Herr Bundeskanzler! Sie haben gestern gesagt: Legen Sie Konzepte vor, wir sind bereit, mit Ihnen zu reden. Wir haben im Jahr 1985 ein Pensionskonzept vorgelegt, und zwar eines, das jenem ähnlich ist, das schon die meisten OECD-Staaten haben, das ein zukunftsorientiertes Modell ist. – Wir haben gesagt, mit einer Vorlaufzeit von 20 Jahren könnte man die ärgsten Härten überwinden. Sie sind nicht darauf eingegangen, obwohl Sie angeblich eine solch große Gesprächsbereitschaft haben. (Abg. Dr. Feurstein: Ein schlechtes Pensionskonzept!) Wir hätten mittlerweile schon elf Jahre dieser Vorlaufzeit abgesessen und hätten jetzt die Chance, in neun Jahren ein Pensionssystem zu haben, das auch die zukünftige arbeitende Bevölkerung in die Lage versetzt, in den Genuß einer Pension zu kommen. Heute müssen die Jugendlichen Angst haben, daß sie keine Pension mehr erhalten.
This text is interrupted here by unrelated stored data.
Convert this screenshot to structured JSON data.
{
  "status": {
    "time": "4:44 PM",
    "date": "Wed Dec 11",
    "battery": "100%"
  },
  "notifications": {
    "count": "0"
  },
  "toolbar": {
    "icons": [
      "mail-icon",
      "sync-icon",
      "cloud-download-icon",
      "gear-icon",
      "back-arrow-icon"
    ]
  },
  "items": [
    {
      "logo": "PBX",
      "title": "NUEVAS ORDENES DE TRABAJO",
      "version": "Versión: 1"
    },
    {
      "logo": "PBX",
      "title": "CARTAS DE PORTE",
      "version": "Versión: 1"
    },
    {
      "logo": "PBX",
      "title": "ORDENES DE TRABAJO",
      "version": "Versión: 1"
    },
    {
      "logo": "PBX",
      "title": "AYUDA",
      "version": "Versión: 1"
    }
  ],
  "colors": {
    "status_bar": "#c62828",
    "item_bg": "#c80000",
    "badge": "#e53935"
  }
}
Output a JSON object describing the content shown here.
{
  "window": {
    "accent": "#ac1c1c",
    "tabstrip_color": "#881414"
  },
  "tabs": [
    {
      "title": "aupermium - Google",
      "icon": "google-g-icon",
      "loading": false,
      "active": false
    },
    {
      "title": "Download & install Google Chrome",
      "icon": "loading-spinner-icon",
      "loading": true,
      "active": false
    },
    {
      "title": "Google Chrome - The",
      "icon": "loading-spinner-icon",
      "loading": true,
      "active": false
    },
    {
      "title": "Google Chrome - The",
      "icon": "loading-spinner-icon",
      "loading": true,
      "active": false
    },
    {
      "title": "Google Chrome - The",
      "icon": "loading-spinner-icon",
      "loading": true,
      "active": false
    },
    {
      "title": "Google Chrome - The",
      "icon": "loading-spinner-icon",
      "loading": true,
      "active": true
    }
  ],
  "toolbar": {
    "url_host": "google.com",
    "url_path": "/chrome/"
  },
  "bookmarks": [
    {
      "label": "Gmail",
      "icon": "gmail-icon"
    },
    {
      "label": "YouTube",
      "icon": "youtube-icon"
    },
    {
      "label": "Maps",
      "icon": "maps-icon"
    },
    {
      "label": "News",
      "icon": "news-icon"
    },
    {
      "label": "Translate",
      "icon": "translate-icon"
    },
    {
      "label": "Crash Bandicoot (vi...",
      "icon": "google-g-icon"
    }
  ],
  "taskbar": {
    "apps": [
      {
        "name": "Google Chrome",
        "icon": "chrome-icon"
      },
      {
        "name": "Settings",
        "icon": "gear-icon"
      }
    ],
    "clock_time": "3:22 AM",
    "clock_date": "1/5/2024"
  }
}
Wir stehen jetzt vor der Unfinanzierbarkeit dieses Pensionsrechtes. Das, glaube ich, müssen wir uns eingestehen. Sie reden in Ihren Regierungsprogrammen, Herr Bundeskanzler, immer nur von einer ambitionierten Politik, von Zukunftslösungen, von Sanierungsmaßnahmen (Abg. Dietachmayr: Richtig!), tatsächlich aber "wassern" Sie immer nur in den alten Spuren dahin und haben überhaupt keinen Erneuerungswillen. (Zwischenruf des Abg. Dietachmayr. )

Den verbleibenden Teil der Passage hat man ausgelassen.